Wir wollen hier an den Gedanken des frühen Rawls anknüpfen, der die glücksegalitaristische Einsicht reflektiert. Demnach sind wir es uns gegenseitig schuldig, »das Schicksal miteinander zu teilen« und damit die Idee der Geschwisterlichkeit zur »Vollzugsform von Freiheit« zu machen (Honneth 2017, 123). Von dem Begriff der Solidarität distanzieren wir uns nur insofern, als die Solidargemeinschaft als eine »freiwillig eingegangene Rechtsverbindung« verstanden wird (Metz 1998, 176. Zur Semantik beider Begriffe und ihrer Geschichte s. Brunkhorst 22016, 7–110; Metz 1998; Bude 2019, 20–44; Wildt 1998; 1996). Unser Begriff der Geschwisterlichkeit soll vielmehr das Involuntäre und die Ursprünglichkeit der Verpflichtung zum Ausdruck bringen. Sie darf jedoch nicht in einem partikularen und sippenbündnerischen Sinn interpretiert werden. Für unseren Begriff der Geschwisterlichkeit gilt vielmehr, was Jürgen Habermas in seiner Weise über die Solidarität sagt: Sie muss als »durch die Idee einer diskursiven Willensbildung transformiert« gedacht werden (Habermas 21996, 312). »Diskursiv« soll bei uns aber nicht in Habermas‹ engem diskursethischen Sinn verstanden werden, sondern allgemeiner als das, was argumentativ und rational ausgewiesen werden kann. Geschwisterlichkeit in diesem allgemein einforderbaren Sinn impliziert, anders als starke Formen des Altruismus, nicht, dass wir unsere Interessen den Interessen anderer unterordnen, sondern, dass sie grundsätzlich gleich zu behandeln sind (Nagel 1970, 79). Der Begriff der Gleichheit muss dabei stets im Licht der glücksegalitaristischen Einsicht interpretiert werden, wodurch er seine spezifisch geschwisterliche Bedeutung erhält (s. dazu 0.4.). Die geschwisterliche Einstellung kann in ihrer Grundbedeutung wie folgt definiert werden:
x und y sind zueinander geschwisterlich eingestellt gdw x und y keine unverdienten distributiven Vorteile gegenüber dem anderen beanspruchen und einen Kooperationsrahmen befürworten, in dem bloße Zufallsunterschiede zwischen x und y nicht so reflektiert werden, dass sie zu distributiven Vorteilen führen.
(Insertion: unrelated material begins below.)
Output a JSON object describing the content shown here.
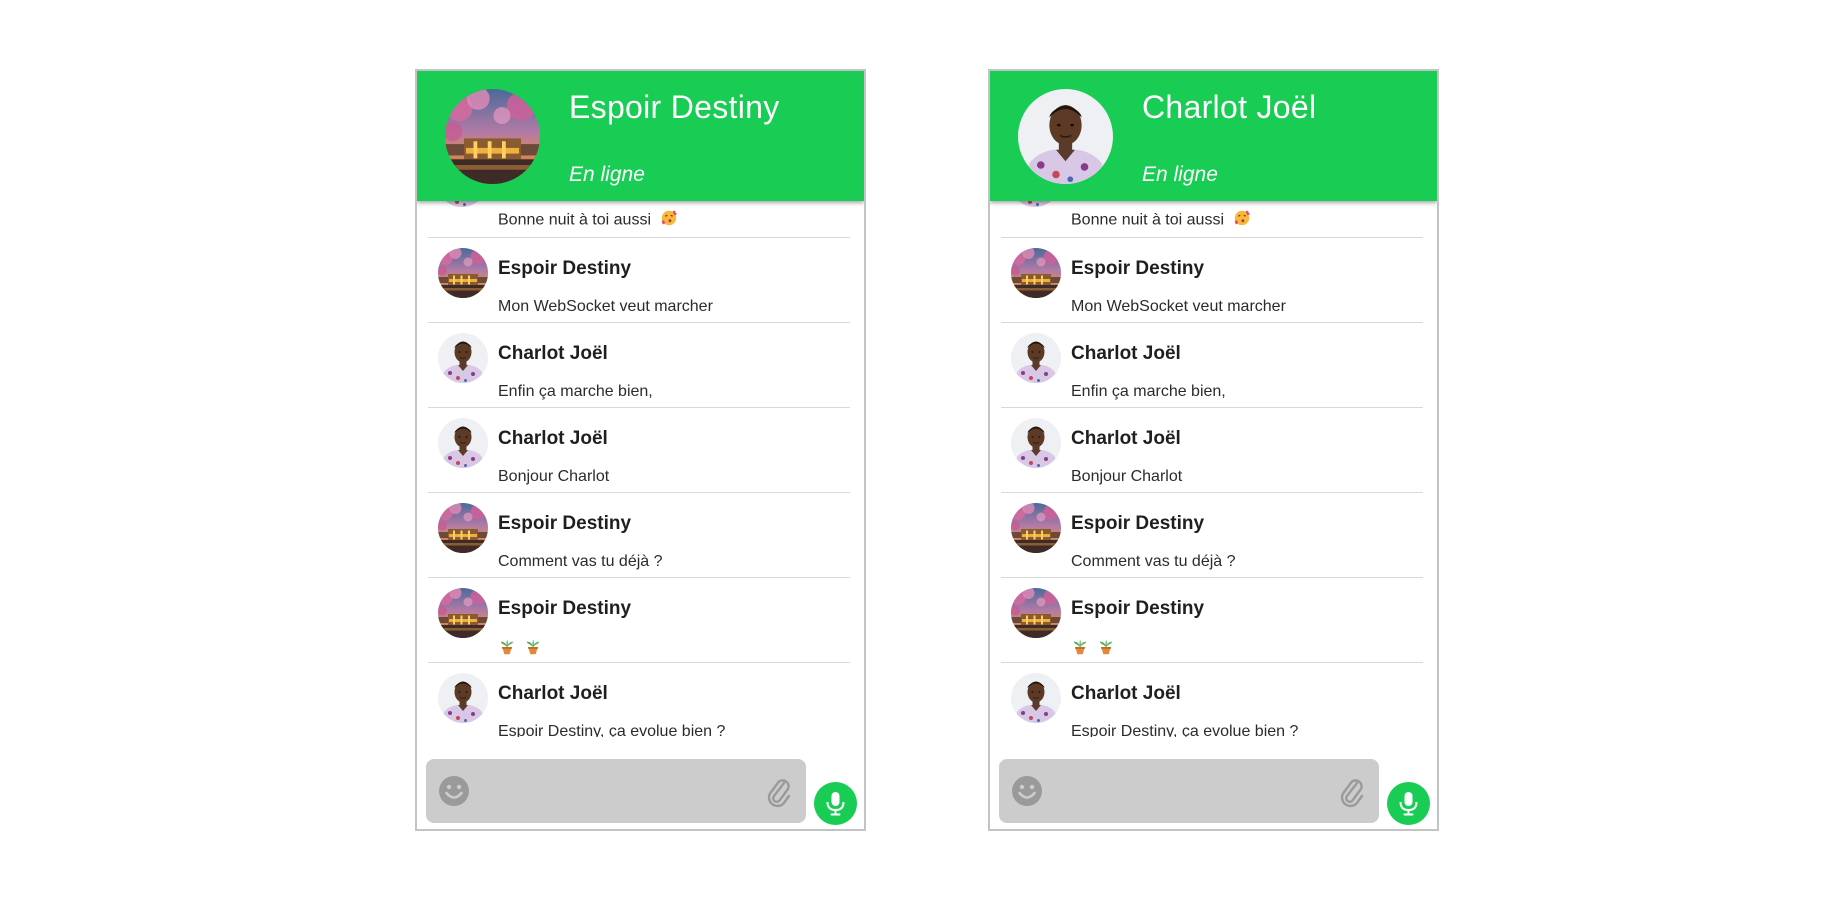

Die Gerechtigkeit gesellschaftlicher Institutionen und Regeln muss sich an unserer Fähigkeit zur Geschwisterlichkeit messen lassen. Solange es uns nicht gelingt, Institutionen oder Märkte hinreichend geschwisterlich einzubetten, bleiben sie, vom Gerechtigkeitsstandpunkt aus betrachtet, defizient. Erst wenn Institutionen und Märkte unser Vermögen zur Geschwisterlichkeit reflektieren und glückliche Unterschiede nicht mehr in distributive Vorteile umzumünzen sind, erst wenn wir Gerechtigkeit an die Fähigkeit zur Geschwisterlichkeit binden, liegt die Messlatte der Gerechtigkeit auf der angemessenen, uns Menschen möglichen Höhe. In dieser Untersuchung wird Geschwisterlichkeit folglich nicht wie Solidarität bei Habermas als das »Andere« der Gerechtigkeit verstanden (Habermas 21996, 311 f.), sie soll vielmehr, wenn man es mit Habermas‹ Dichotomie ausdrücken will, als das der Gerechtigkeit Eigene gedacht werden.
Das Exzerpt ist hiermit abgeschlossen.